Na sua concepção de verdade, Bolsonaro considera-se um
político avesso à corrupção e aos maus costumes. Na versão verdadeira, convive
doce e fraternalmente com ministros indiciados, denunciados e até um condenado.
O presidente bate
bumbo pela transparência, mas esconde o amigo Fabrício Queiroz e as relações
dele, que vão da assessoria tóxica ao primogênito Flávio aos vínculos com
milicianos. Alardeia que Luciano Bivar, do PSL, está "queimado pra
caramba" e não repara nas pesquisas que o colocam na frigideira.
Não é que Bolsonaro não goste da imprensa. A questão é que
ele só aprecia três tipos de imprensa: a que não tem nada a dizer, a que
prefere não dizer e a que deseja dizer coisas deliciosamente favoráveis.
A imprensa que tem o incômodo hábito de imprensar não serve.
Por uma razão simples: ajusta as aparências de Bolsonaro à realidade em vez
adaptar a realidade às aparências do Brasil ficcional que o capitão escolheu
para governar.
Além do versículo bíblico, Bolsonaro guia-se na presidência
por um slogan: "Brasil acima de tudo, Deus acima de todos". Nem
acima, nem à direita. O desapreço de Bolsonaro pela liturgia democrática joga o
Brasil para baixo.
A julgar pela aversão do presidente à imprensa livre, embora
Deus esteja em toda parte, é o Tinhoso quem ocupa a mente baldia de Bolsonaro.

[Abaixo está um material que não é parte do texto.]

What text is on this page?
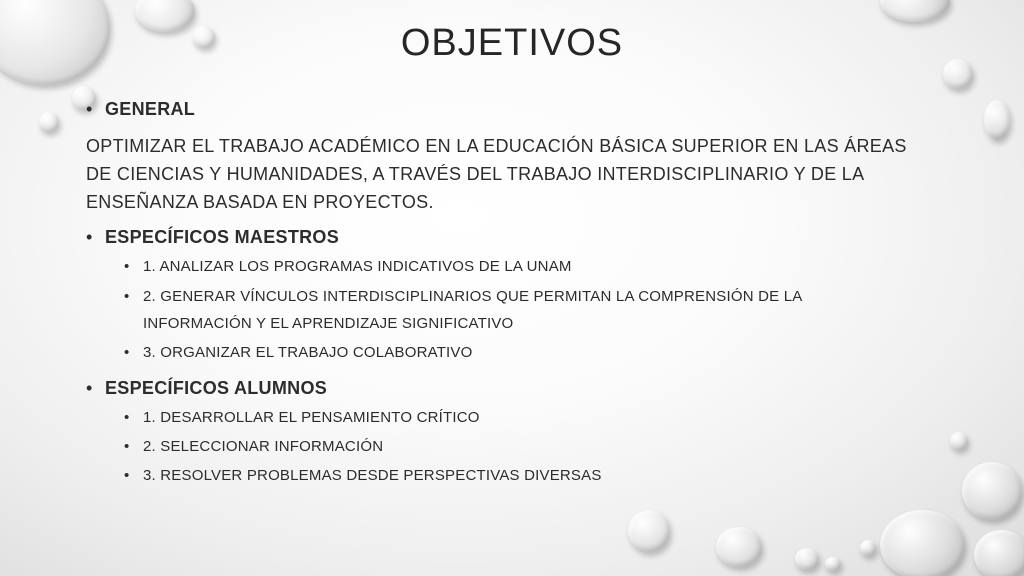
OBJETIVOS
• GENERAL
OPTIMIZAR EL TRABAJO ACADÉMICO EN LA EDUCACIÓN BÁSICA SUPERIOR EN LAS ÁREAS DE CIENCIAS Y HUMANIDADES, A TRAVÉS DEL TRABAJO INTERDISCIPLINARIO Y DE LA ENSEÑANZA BASADA EN PROYECTOS.
• ESPECÍFICOS MAESTROS
• 1. ANALIZAR LOS PROGRAMAS INDICATIVOS DE LA UNAM
• 2. GENERAR VÍNCULOS INTERDISCIPLINARIOS QUE PERMITAN LA COMPRENSIÓN DE LA INFORMACIÓN Y EL APRENDIZAJE SIGNIFICATIVO
• 3. ORGANIZAR EL TRABAJO COLABORATIVO
• ESPECÍFICOS ALUMNOS
• 1. DESARROLLAR EL PENSAMIENTO CRÍTICO
• 2. SELECCIONAR INFORMACIÓN
• 3. RESOLVER PROBLEMAS DESDE PERSPECTIVAS DIVERSAS
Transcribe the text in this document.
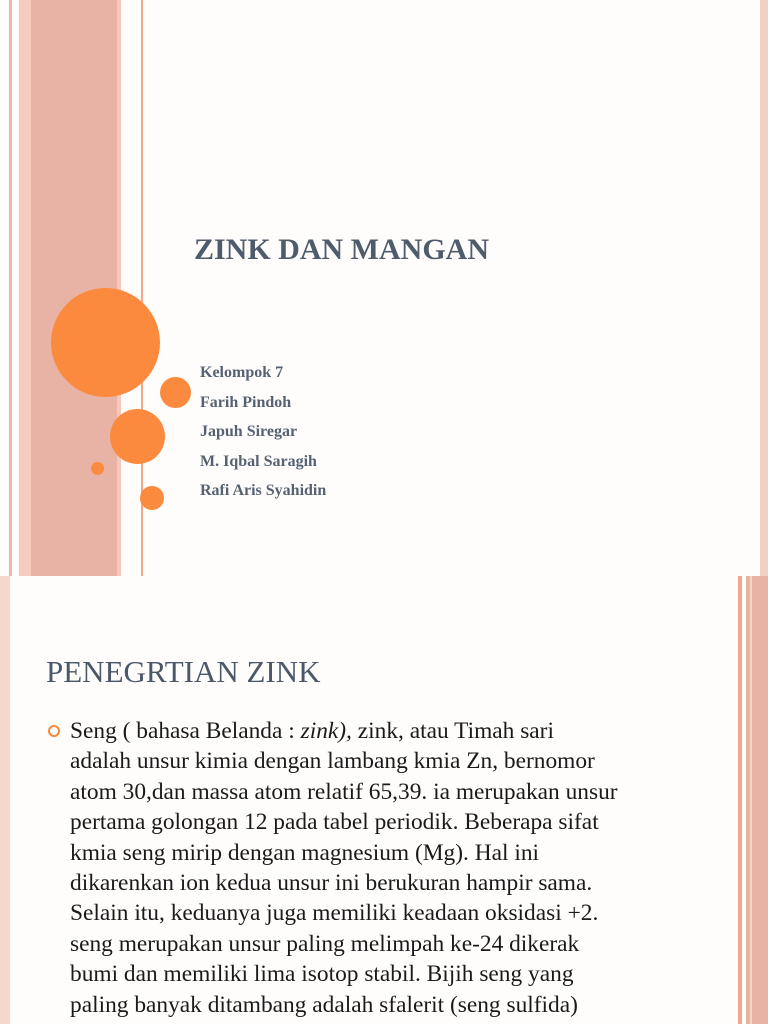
ZINK DAN MANGAN
Kelompok 7
Farih Pindoh
Japuh Siregar
M. Iqbal Saragih
Rafi Aris Syahidin
PENEGRTIAN ZINK

Seng ( bahasa Belanda : zink), zink, atau Timah sari
adalah unsur kimia dengan lambang kmia Zn, bernomor
atom 30,dan massa atom relatif 65,39. ia merupakan unsur
pertama golongan 12 pada tabel periodik. Beberapa sifat
kmia seng mirip dengan magnesium (Mg). Hal ini
dikarenkan ion kedua unsur ini berukuran hampir sama.
Selain itu, keduanya juga memiliki keadaan oksidasi +2.
seng merupakan unsur paling melimpah ke-24 dikerak
bumi dan memiliki lima isotop stabil. Bijih seng yang
paling banyak ditambang adalah sfalerit (seng sulfida)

A escassez de reações ao desatino presidencial revela que o capitão pratica
suas exorbitâncias num cenário em que o absurdo vai adquirindo uma doce e
persuasiva naturalidade.
Pouca gente se deu conta. Mas Bolsonaro acaba de editar o
seu Ato Institucional Número Um: "Folha não!". Fez isso num instante
em que o AI-5 escorre tanto de lábios aloprados como os de Eduardo Bolsonaro
quanto de bocas improváveis como a de Paulo Guedes.
Com honrosas exceções, políticos, autoridades e
personalidades não fizeram a concessão de uma surpresa. Aos pouquinhos, o país
vai suprimindo dos seus hábitos o ponto de exclamação. Se Bolsonaro servir, num
banquete, mentira desossada, a maioria engolirá com gosto. É mentira? Pois que
seja mentira! E com abóbora.
Quando vier a indigestão, será tarde.